Alla domanda 10) si indaga il livello (complessivo) di preparazione nelle varie materie. Cambia la materia, ma la qualifica “ottimo” ottiene invariabilmente lo 0%. Invece per la qualifica “buono”: Lettura e scrittura: 12%, assai basso, preoccupante; Matematica: 29%; Cultura umanistica: 14%; Cultura scientifica: 32%; Lingue straniere: 19%. Trionfa il “discreto” con percentuali che vanno dal 36% al 51%. La situazione non è brillante. Certo, quando nel test Pisa appaiono i modesti risultati in “Lettura e scrittura” (lingua madre) i docenti di italiano rumoreggiano, chiedendo a gran voce “più ore”. Chi scrive resta perplesso e pensa che, tutto sommato, visti i risultati, sarebbe forse il caso di concedere “meno ore”…

Il problema del liceo, nel quale ho insegnato per più di trent’anni, è che troppi allievi lo “scelgono” (le virgolette sono d’obbligo)… “perché non c’è altra possibilità”, ciò che è manifestamente falso. Sarebbe corretto dire che “psicologicamente essi non vedono un’altra possibilità” e questo si applica ancor più ai loro genitori. Nella presente situazione – che evidenzia problemi gravi soprattutto nel primo biennio liceale – i professori sanno che è arduo mantenere un livello accettabile. “Non posso mica bocciarli tutti!” mi confidava agitato un collega.

La scuola media unica tende a convogliare verso il liceo masse sempre più grandi di ragazzi. E lo “sbarramento” – tanto deprecato, temuto e mitizzato – eretto dalle condizioni di accesso (media del 4,65 eccetera) si rivela illusorio, un’autentica “tigre di carta” per indulgere al colorito linguaggio maoista, perché il voto di una scuola non selettiva diviene, anche senza alcuna particolare malizia, compiacente.

Scrive l’on. Francesca Bordoni Brooks in suo recente articolo pubblicato sul Corriere del Ticino: “Sarebbe un successo della società tutta se si riuscisse ad accettare il seguente semplice assunto: ritenere gli studi accademici (liceo) e gli studi professionali (vocazionali) equiparabili e degni dello stesso rispetto. Quanto stress in meno, che risparmio per i genitori, le casse cantonali e le casse di disoccupazione”. Parole sante! Ma meta (ahimè) irraggiungibile in pratica.

Bordoni Brooks propone che la scuola media si suddivida in due percorsi distinti: uno che porti al liceo e uno che porti alle scuole professionali.
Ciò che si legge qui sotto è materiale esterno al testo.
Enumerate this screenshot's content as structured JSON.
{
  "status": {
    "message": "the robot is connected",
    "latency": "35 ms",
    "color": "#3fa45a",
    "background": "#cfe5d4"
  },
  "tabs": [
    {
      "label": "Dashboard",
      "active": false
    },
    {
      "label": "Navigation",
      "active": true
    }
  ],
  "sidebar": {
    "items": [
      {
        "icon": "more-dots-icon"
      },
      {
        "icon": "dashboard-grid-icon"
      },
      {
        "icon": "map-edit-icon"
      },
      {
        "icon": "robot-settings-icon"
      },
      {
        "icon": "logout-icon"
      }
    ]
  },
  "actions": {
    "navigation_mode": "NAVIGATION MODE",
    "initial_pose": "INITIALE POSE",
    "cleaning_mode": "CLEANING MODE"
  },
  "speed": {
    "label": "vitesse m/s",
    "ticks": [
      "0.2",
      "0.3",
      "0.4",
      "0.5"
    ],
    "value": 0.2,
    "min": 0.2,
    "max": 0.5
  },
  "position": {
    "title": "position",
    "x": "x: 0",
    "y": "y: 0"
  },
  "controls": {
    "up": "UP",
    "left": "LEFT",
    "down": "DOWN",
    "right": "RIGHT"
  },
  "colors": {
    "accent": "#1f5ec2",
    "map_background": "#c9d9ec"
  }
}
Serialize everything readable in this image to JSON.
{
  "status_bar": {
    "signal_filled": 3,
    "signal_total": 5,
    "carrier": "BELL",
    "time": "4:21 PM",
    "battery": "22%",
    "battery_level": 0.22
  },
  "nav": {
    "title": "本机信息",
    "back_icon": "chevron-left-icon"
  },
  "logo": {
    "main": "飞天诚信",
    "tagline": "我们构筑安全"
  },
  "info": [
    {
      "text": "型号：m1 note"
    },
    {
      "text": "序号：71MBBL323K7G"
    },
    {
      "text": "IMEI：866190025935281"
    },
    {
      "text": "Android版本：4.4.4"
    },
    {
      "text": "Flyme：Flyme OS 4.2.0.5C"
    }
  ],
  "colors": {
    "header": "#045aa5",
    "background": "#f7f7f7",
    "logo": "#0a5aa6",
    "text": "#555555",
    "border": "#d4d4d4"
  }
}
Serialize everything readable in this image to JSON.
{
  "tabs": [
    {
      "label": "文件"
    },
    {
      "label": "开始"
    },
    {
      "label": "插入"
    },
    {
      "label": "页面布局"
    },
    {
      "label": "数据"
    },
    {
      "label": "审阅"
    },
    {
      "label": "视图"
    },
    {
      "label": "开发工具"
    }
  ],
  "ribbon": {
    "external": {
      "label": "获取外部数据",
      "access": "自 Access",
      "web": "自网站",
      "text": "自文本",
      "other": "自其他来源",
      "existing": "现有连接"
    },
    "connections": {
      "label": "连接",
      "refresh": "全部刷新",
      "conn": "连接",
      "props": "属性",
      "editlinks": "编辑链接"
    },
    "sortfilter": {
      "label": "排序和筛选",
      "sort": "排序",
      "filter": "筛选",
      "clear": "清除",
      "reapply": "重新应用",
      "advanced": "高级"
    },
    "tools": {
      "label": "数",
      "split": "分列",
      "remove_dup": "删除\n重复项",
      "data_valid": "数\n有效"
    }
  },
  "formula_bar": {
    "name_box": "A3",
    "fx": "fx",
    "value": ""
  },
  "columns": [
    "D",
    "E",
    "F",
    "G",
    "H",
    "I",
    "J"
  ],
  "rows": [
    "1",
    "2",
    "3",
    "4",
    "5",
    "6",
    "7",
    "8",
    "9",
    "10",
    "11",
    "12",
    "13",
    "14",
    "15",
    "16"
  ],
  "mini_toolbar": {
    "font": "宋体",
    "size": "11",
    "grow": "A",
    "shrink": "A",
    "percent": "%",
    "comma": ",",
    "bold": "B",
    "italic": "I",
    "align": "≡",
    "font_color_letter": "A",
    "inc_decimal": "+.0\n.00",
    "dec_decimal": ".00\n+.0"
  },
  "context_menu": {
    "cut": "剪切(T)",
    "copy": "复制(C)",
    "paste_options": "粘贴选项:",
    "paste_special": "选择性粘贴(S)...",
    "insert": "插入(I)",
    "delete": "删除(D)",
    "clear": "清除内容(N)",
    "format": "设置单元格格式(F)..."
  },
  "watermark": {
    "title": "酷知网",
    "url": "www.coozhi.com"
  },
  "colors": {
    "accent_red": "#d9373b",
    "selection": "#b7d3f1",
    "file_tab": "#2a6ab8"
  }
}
Apriti Cielo. Questa proposta segnerebbe la fine formale della media unica e non può non suonare eresia alle orecchie demo-egualitarie. Il Ginnasio risorgerebbe dalle sue ceneri semplicemente cambiando nome! La scuola ritornerebbe a essere classista e ad avvantaggiare i figli dei ricchi.

Per concludere questo breve articolo: che fare? Il perentorio “Indietro non si torna!” di un uomo che governò la nostra scuola in tempi più calamitosi degli attuali risuona ancora nelle nostre orecchie. Ciò che si è fatto – con entusiasmo, con desiderio di progresso e non senza illusione – non si può facilmente disfare. La politica è l’arte del compromesso (definizione poco brillante di una realtà poco brillante). Lasciamo da parte le guerre di religione e applichiamo, se non altro, i correttivi necessari.